AI for portfolio management - Doubt on asset returns calculations for backtest

Hi,



in the course "AI for portfolio management: LSTM networks" section 11, notebook "Implementing LSTM For Portfolio Weights Optimisation" you shift backward by one period assets' returns with ".shift(-1)":

 

# Calculate the daily returns of assets in 'tech'
asset_returns = tech.pct_change().fillna(0).shift(-1)

# Plot the returns
plt.figure(figsize=[15, 7])
plot_returns_optimised(asset_returns.mul(asset_weights), tech, c='b', aclass='', plot_title= 'Strategy Vs Benchmark Returns')


This looks wrong to me, because this way you are introducing look-ahead bias. In fact, if you're using close prices of stocks, you woud know each daily return exclusively at the end of every trading day. By introducing shift(-1), it's like knowing a day before the closing price of the following day.

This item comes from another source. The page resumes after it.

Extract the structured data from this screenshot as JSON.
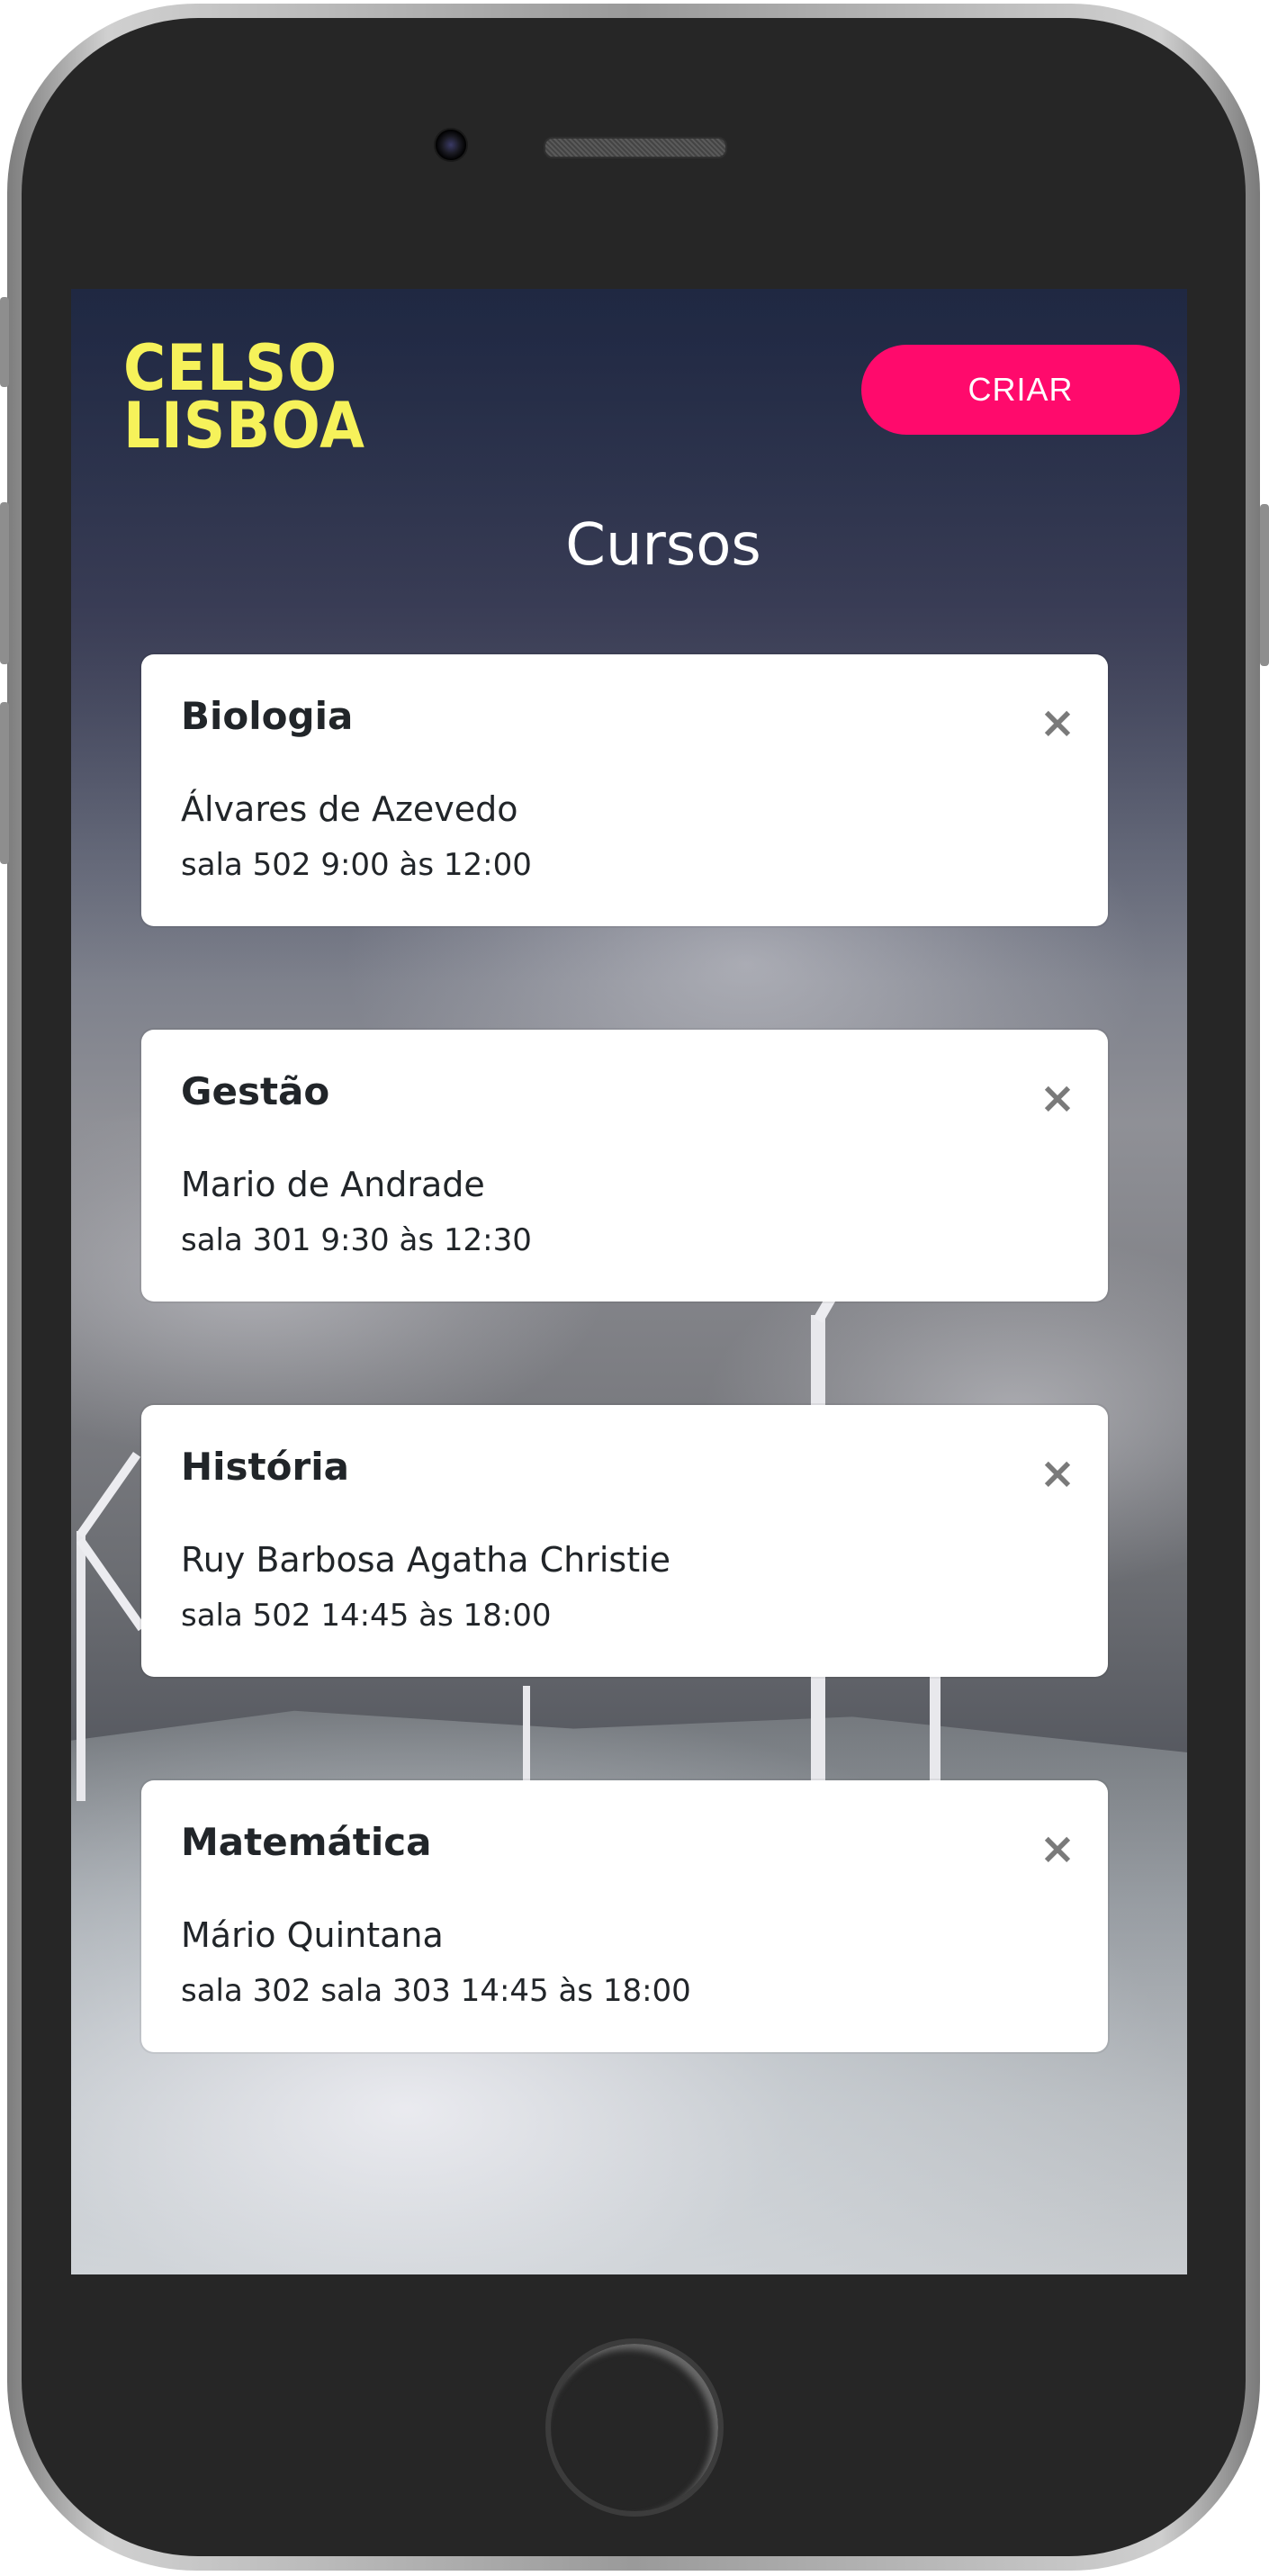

An example can demonstrate why I am asking a clarification on this point:

Let's suppose that we are on 2022-02-01, and the price of a stock is 100 at the close. The following day (2022-02-02), the price of the same asset closes at 101, for a return of 1%. If I had invested 5% in this asset on 2022-02-01, I would have relalized my return of 0.05% only at the close of 2022-02-02. If I apply shift(-1) to the backtest, it is like I have realized this return on 2022-02-01, when we did not know the closing price of 2022-02-02. It's like if I am attributing returns one period earlier, than what would have been in reality. 

Can you please clarify this?

Thanks in advance!

Luca     

Hi Luca,



Thank you for your query.



There are two things in this. Firstly, we are calculating the weights on the train data and then applying the same weight to the entire dataset (train + test).



We should look only at the test data performance as the training data performance part would have a look-ahead bias. This bias occurs since the full train dataset is used for calculating the weights. That should be okay as we are learning what should be optimal weights using train data.



Secondly, coming to the point you raised, the weights are decided using the train dataset. These weights are locked or kept the same during the entire test period. Therefore, shift(-1) wouldn't introduce look-ahead bias in test dataset.



We see your point, even though it is mathematically same. It is more natural to shift the weights (1 day forward) and multiply it by returns compared to shifting the future returns (1 day backward) and multiplying with weights.



Thanks once again for raising the question. We would discuss internally and make changes accordingly.